Ce dossier cristallise d’autant plus les tensions qu’il s’inscrit dans le contexte de la rupture entre les deux dirigeants. Celle-ci s’est nettement accentuée en mai, lorsque Bassirou Diomaye Faye a mis fin aux fonctions d’Ousmane Sonko à la primature. Quelques jours plus tard, ce dernier a été porté à la présidence de l’Assemblée nationale.
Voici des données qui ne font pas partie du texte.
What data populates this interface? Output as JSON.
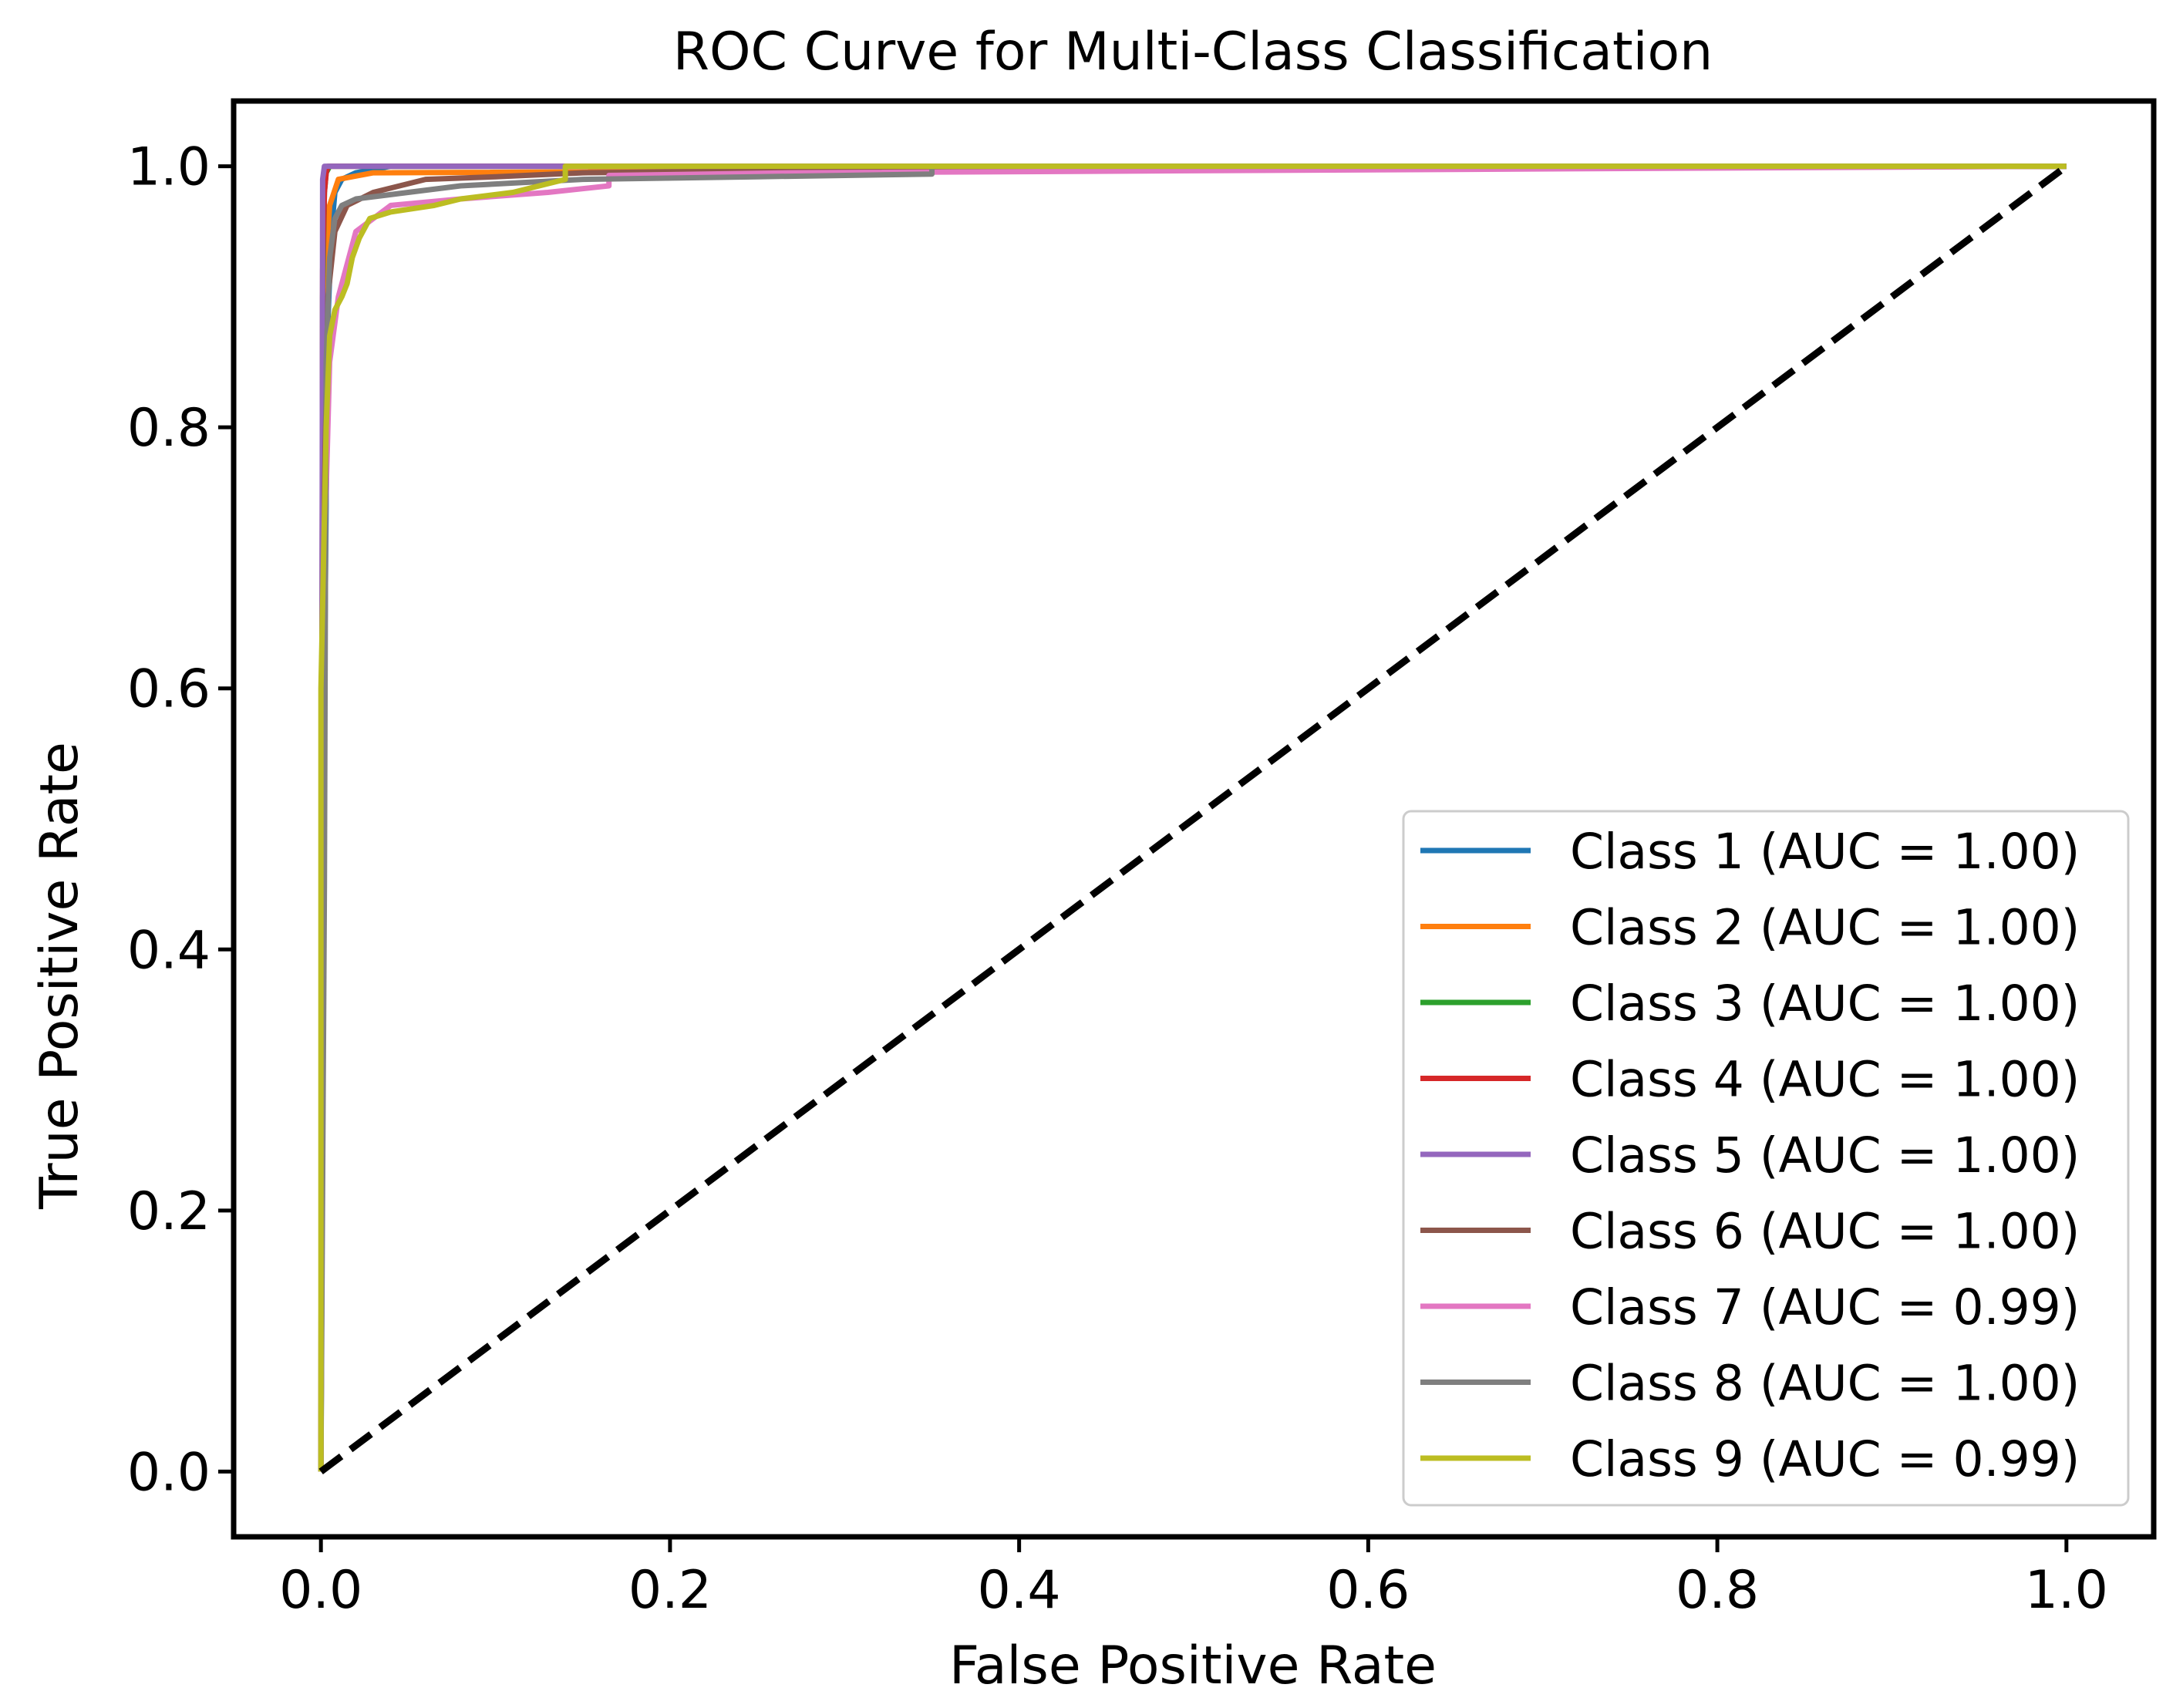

Le paysage institutionnel sénégalais se retrouve ainsi partagé entre deux pôles. Bassirou Diomaye Faye conserve les leviers de l’exécutif, tandis qu’Ousmane Sonko contrôle désormais l’institution parlementaire. Dans cette configuration, chaque réforme touchant aux pouvoirs présidentiels ou à la gestion des ressources publiques devient potentiellement un indicateur de leur influence respective.
De l’alliance au duel institutionnel
La situation actuelle contraste fortement avec l’unité politique qui avait longtemps prévalu entre les deux hommes. Ousmane Sonko et Bassirou Diomaye Faye avaient porté ensemble un même projet de transformation politique, leur alliance ayant largement contribué à l’accession de Diomaye Faye à la magistrature suprême.
Mais les divergences relatives à la conduite de l’État, à l’orientation de l’exécutif et à l’avenir du Pastef ont progressivement fissuré cette entente. La rupture politique a désormais pris une dimension institutionnelle, avec deux dirigeants installés à la tête de deux pouvoirs essentiels de la République.
Bassirou Diomaye Faye a, depuis, lancé Kiiraay, une nouvelle formation politique. AfrikMag avait consacré un article à la création de ce parti à la fin du mois de juillet. Ousmane Sonko conserve, pour sa part, une influence importante au sein du groupe de députés issus du Pastef.
L’Assemblée, nouveau baromètre du rapport de force
La session extraordinaire apparaît dès lors comme un véritable test grandeur nature pour les deux camps. L’issue des débats sur la déclaration de patrimoine et les crédits spéciaux permettra de mesurer la capacité de l’Assemblée à imposer son agenda face à l’exécutif.
Une adoption des deux propositions constituerait un signal politique fort en faveur du camp d’Ousmane Sonko, qui pourrait y voir la confirmation de sa capacité à peser sur les institutions. À l’inverse, un rejet, un blocage ou une réécriture substantielle des textes montrerait que Bassirou Diomaye Faye dispose encore de relais suffisamment solides pour contenir l’offensive parlementaire.
Mais l’enjeu de cette session ne se résume pas au duel entre les deux anciens alliés. Les trois projets de loi déposés par le gouvernement touchent à des problématiques qui concernent directement les Sénégalais : le droit du travail, la protection sociale et la sécurité numérique.
Le principal défi pour les députés sera donc de préserver la substance de ces réformes au milieu d’une confrontation politique de plus en plus marquée. Car derrière le face-à-face entre Sonko et Diomaye Faye, c’est aussi la capacité des institutions sénégalaises à fonctionner au-delà des rivalités partisanes qui se trouve mise à l’épreuve.